Operator A’s standard method significantly underestimated bladder volume with a median estimate of 309.7 mL (95% CI: 257.3–352.0), yielding a mean difference of −191.6 mL (SD = 88.3) and a relative error of −36.7%. In contrast, the 3D method produced higher accuracy, with a median estimate of 436.0 mL (95% CI: 394.5–524.0), corresponding to a smaller mean difference of −64.9 mL (SD = 83.7) and −11.2% error.
Operator B demonstrated similar trends. The standard method yielded a median estimate of 349.8 mL (95% CI: 306.8–403.4), with a mean difference of −137.4 mL (SD = 69.4) and −27.6% error. The 3D method had a median estimate of 430.0 mL (95% CI: 381.0–520.5), a mean difference of −72.3 mL (SD = 90.6), and −12.0% error.

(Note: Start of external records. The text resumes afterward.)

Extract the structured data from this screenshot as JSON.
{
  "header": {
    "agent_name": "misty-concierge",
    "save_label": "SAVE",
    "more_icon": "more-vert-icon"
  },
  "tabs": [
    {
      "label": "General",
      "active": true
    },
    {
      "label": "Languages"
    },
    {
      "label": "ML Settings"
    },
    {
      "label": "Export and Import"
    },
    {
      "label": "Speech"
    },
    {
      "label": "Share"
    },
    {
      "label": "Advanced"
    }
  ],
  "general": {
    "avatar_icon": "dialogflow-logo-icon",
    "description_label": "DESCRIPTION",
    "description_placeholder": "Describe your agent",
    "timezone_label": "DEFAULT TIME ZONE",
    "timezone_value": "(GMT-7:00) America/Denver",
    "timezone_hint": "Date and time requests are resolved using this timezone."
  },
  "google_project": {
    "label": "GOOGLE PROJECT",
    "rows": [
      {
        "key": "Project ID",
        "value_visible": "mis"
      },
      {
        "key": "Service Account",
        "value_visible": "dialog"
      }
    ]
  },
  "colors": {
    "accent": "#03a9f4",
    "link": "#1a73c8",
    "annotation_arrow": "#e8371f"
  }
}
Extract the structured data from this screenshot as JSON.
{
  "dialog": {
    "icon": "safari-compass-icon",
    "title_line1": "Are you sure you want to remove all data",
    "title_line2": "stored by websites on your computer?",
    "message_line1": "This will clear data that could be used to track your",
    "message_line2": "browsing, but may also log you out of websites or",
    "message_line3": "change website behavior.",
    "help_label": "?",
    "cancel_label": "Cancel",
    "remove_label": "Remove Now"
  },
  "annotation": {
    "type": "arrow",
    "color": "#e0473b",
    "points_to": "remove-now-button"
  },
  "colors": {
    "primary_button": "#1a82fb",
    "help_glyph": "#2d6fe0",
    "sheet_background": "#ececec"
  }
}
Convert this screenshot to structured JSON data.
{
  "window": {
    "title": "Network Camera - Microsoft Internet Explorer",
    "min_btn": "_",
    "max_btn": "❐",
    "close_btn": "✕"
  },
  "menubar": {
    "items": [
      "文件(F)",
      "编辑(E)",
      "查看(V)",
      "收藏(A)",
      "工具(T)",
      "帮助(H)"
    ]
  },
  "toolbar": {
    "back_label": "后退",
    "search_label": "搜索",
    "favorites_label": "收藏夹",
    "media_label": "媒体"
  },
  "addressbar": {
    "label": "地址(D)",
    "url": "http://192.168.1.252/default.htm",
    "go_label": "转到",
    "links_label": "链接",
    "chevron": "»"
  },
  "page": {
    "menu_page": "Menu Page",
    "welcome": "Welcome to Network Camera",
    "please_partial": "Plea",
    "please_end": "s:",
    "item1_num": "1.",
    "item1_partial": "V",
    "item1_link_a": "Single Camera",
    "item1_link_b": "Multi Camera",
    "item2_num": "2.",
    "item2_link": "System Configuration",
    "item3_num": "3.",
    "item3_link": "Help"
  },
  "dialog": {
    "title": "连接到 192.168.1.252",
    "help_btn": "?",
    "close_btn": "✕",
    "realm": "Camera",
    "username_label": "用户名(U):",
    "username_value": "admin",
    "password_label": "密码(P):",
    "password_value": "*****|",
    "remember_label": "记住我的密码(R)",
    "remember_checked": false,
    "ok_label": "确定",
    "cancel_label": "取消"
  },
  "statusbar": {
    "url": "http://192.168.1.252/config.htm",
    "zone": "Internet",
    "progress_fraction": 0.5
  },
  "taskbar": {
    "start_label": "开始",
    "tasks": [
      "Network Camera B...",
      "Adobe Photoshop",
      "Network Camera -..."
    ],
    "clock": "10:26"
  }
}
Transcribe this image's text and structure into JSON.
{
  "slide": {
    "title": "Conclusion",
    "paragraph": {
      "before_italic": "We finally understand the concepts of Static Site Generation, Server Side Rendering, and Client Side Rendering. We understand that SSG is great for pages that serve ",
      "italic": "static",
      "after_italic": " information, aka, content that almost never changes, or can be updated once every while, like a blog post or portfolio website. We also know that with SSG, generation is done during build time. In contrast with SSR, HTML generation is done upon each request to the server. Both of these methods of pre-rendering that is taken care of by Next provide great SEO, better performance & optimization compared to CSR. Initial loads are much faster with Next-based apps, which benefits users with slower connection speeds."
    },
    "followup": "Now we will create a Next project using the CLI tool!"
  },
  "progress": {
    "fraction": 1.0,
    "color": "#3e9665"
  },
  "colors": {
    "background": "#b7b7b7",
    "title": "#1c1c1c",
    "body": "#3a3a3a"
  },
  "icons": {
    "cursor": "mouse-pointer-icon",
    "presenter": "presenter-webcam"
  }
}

Bland–Altman analysis revealed distinct agreement patterns between methods (
Table 2;
Figure 2). The standard method demonstrated tighter limits of agreement but with substantial negative bias; whilst the 3D method exhibited wider limits of agreement but smaller systematic bias.
3.2. Operators’ Reproducibility
After confirming normal distribution of the differences between repeated measurements, reproducibility was assessed using intraclass correlation coefficients (ICCs) and Bland–Altman analysis (
Table 3;
Figure S1). Intra-operator reproducibility was excellent for both operators across both methods, with ICC values exceeding 0.96. Operator A showed near-identical reproducibility for the standard (ICC = 0.977) and 3D (ICC = 0.976) techniques, while Operator B showed slightly higher reproducibility with the 3D method (ICC = 0.983) compared to the standard method (ICC = 0.962).
Bland–Altman analyses revealed minimal mean differences between repeated scans for both operators. The 3D method showed a near-zero bias for Operator A (−0.3 mL) and a small positive bias for Operator B (5.8 mL), indicating minimal systematic error. Limits of agreement were narrower for the 3D method than for the standard method, suggesting greater consistency.
Inter-operator agreement was also strong, with higher ICC for the 3D method (0.977) compared to the standard method (0.927). While the standard method showed a notable negative bias (−54.2 mL) between operators, the 3D method demonstrated a much smaller and more symmetric mean difference (7.3 mL), reinforcing its potential for more reliable cross-operator use.
3.3. Methods Agreement
The agreement between the standard and 3D ultrasound methods was assessed within and across operators using intraclass correlation coefficients (ICCs) and Bland–Altman analysis (
Table 4;
Figure S2). Within-operator agreement was good, with ICC values of 0.798 for Operator A and 0.890 for Operator B. Despite this, Bland–Altman plots showed considerable mean differences between the two methods, particularly for Operator A, who exhibited a bias of −126.7 mL (95% CI: −152.5 to −100.9) with wide limits of agreement (−310.3 to 56.9 mL). Operator B demonstrated a smaller bias of −65.2 mL (95% CI: −93.0 to −37.4), but agreement limits remained relatively broad (−262.8 to 132.5 mL).
Cross-operator comparisons between different methods also had some variability. Agreement between Operator A’s standard method and Operator B’s 3D method yielded an ICC of 0.735 and a bias of −119.4 mL, while the reverse comparison of Operator A’s 3D method versus Operator B’s standard method had the highest inter-method ICC (0.901) and a lower bias of 72.5 mL. Notably, the limits of agreement in all comparisons were relatively wide, indicating variability in individual measurements despite good overall correlation. These findings suggest that while 3D ultrasound shows better consistency across operators, considerable variability still exists between methods.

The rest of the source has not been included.